Les principes de base de la défense territoriale étaient l’organisation de la défense du pays au niveau communal en utilisant la population locale, et en appliquant la doctrine l’armée populaire yougoslave fondée sur le peuple armé.

La défense territoriale fut créée en 1969, son équipement était constitué d’armes légères, et son personnel était constitué de civils masculins et féminins. On peut estimer qu'entre 1 et 3 millions de Yougoslaves âgés de 15 à 65 ans étaient capables de combattre sous le commandement de la TO comme partisans, en cas d’invasion du pays et de conflit armé. En temps de paix environ 860 000 soldats de la TO effectuaient des périodes de réserve.

Seconde Guerre mondiale[modifier | modifier le code]

La Ustaška Obrana a vu le jour en octobre 1941.
La Obrana était une composante de l'UNS (Service de surveillance Oustachis (hr)). Dans l'État indépendant de Croatie c'était l'équivalent du SD et du RSHA allemand, c'est-à-dire la police politique et l'organe de sécurité du régime croate nazi.
La Brigade Obrana était principalement affectée à la garde et au fonctionnement du camp de concentration de Jasenovac créé par la NDH. Cette brigade a également participé à des razzias, des expéditions punitives contre les villages occupés par les Partisans yougoslaves dans la région de Jasenovac-Novska. Dans les dernières semaines de la guerre cette unité, considérée comme une unité d'élite, a été engagée dans de violents combats.

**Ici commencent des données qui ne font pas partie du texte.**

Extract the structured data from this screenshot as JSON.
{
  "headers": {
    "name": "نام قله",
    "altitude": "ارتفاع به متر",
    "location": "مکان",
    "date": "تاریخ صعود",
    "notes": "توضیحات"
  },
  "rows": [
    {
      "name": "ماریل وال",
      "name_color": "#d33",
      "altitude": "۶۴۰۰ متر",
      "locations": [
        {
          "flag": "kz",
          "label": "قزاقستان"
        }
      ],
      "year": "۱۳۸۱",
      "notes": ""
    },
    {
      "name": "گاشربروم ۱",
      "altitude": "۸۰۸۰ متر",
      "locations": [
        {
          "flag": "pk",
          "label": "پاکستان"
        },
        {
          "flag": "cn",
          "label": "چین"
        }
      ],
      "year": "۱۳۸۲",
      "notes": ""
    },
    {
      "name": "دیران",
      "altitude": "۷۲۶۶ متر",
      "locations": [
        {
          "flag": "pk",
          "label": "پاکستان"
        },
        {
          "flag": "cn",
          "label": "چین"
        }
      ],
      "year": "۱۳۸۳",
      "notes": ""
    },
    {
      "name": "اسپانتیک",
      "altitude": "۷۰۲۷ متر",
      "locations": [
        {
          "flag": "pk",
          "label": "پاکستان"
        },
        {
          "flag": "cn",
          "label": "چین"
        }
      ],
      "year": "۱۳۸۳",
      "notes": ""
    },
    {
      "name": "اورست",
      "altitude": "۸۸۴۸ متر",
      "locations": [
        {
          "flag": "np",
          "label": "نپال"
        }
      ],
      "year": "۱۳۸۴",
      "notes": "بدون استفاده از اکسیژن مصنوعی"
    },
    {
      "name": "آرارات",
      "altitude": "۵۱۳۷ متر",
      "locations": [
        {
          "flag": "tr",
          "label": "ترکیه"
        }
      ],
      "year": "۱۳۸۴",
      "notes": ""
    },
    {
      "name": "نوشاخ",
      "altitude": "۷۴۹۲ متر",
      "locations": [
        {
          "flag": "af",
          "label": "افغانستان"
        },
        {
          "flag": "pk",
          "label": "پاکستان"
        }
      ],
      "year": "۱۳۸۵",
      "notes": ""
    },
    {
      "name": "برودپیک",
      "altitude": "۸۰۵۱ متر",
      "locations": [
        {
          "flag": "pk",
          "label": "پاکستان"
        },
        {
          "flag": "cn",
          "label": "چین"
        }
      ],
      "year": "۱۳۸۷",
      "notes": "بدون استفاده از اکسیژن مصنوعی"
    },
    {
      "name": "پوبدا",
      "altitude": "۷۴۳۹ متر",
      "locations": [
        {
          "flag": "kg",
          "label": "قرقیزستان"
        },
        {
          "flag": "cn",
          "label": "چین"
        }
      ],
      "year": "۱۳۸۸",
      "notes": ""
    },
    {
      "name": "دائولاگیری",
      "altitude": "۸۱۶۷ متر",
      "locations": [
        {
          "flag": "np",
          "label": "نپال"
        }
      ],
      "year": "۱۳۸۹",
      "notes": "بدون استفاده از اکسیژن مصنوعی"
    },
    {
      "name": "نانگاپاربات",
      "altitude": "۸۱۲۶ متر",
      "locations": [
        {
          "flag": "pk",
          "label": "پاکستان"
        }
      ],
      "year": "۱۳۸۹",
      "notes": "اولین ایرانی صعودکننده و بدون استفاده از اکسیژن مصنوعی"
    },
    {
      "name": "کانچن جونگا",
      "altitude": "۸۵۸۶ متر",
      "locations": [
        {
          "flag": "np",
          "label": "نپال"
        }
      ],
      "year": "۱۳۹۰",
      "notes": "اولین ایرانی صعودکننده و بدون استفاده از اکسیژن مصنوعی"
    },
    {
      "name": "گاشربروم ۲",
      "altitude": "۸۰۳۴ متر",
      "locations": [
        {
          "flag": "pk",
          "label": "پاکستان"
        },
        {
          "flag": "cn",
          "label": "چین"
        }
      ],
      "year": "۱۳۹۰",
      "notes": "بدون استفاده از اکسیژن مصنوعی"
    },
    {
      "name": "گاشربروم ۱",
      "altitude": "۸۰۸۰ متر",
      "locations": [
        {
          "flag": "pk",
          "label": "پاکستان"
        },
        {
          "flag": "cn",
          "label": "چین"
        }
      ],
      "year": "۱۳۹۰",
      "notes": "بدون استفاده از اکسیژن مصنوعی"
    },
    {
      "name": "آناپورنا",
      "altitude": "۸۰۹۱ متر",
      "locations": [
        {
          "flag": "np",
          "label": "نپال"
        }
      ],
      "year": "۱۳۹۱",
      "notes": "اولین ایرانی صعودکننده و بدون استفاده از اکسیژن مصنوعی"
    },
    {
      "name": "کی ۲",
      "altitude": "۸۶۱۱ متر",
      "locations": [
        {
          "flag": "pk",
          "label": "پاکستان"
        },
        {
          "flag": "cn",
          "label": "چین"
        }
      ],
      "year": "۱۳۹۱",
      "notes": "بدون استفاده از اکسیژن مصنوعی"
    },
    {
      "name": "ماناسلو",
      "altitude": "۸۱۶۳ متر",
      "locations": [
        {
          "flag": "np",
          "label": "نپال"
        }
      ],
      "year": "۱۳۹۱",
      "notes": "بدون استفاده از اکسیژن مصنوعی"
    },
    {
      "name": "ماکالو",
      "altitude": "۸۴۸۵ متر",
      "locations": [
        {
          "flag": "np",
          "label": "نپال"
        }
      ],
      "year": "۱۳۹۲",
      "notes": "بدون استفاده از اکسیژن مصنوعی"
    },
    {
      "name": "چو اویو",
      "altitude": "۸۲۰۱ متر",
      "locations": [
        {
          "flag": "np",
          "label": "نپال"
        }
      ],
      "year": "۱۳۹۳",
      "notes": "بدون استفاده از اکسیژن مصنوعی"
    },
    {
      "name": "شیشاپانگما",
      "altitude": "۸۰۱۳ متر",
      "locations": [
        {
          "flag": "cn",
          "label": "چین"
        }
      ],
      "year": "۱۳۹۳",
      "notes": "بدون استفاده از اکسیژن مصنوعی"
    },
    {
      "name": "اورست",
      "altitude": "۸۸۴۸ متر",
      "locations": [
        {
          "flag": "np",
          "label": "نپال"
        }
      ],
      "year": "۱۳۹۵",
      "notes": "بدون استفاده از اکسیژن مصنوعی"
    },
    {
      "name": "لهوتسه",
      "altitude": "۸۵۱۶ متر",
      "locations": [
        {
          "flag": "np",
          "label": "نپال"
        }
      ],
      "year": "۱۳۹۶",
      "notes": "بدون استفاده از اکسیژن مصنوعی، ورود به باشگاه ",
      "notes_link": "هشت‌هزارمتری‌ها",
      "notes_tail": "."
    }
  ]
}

Dissolution[modifier | modifier le code]

La libéralisation du pays et les premières élections libres au printemps 1990, ont amené les agents du contre-espionnage de l’armée yougoslave (KOS) à prévoir la défaite du parti communiste yougoslave et les victoires des partis indépendantistes en Slovénie et Croatie. Ainsi, pour nombre de généraux yougoslaves, il était impensable que les nouveaux dirigeants puissent disposer de l’important arsenal d’armes légères dont était dotée la défense territoriale et qui était la propriété des républiques qui composaient la RFS Yougoslavie. Avec plus ou moins de succès, l’armée yougoslave confisquera ces armes pour les placer sous son contrôle.

  • En Slovénie :

Les premières élections libres en avril 1990, ont vu la victoire du parti des réformistes et indépendantistes du DEMOS. Mieux organisés et moins infiltrés par le contre-espionnage (KOS), et avec l’aide de Janez Janša, ministre de la défense, la défense territoriale slovène réussit à préserver 40 000 armes légères et place sous son contrôle le jour de la proclamation d’indépendance, le 25 juin 1991, 30 000 armes supplémentaires.

  • En Croatie :

Sorti victorieux du deuxième tour, en mai 1990, le nouveau pouvoir issu du parti croate du HDZ doit faire face à une surreprésentation de la minorité serbe dans l’administration et dans la police. Le gouvernement croate, moins organisé, moins informé, est également plus infiltré par le contre-espionnage (KOS), qui est parfaitement au courant de toutes ses intentions. L’armée yougoslave confisque environ 260 000 armes de la défense territoriale de Croatie, pour les transférer dans les casernes des régions ou la minorité serbe est nombreuse et dans la république de Bosnie-Herzégovine.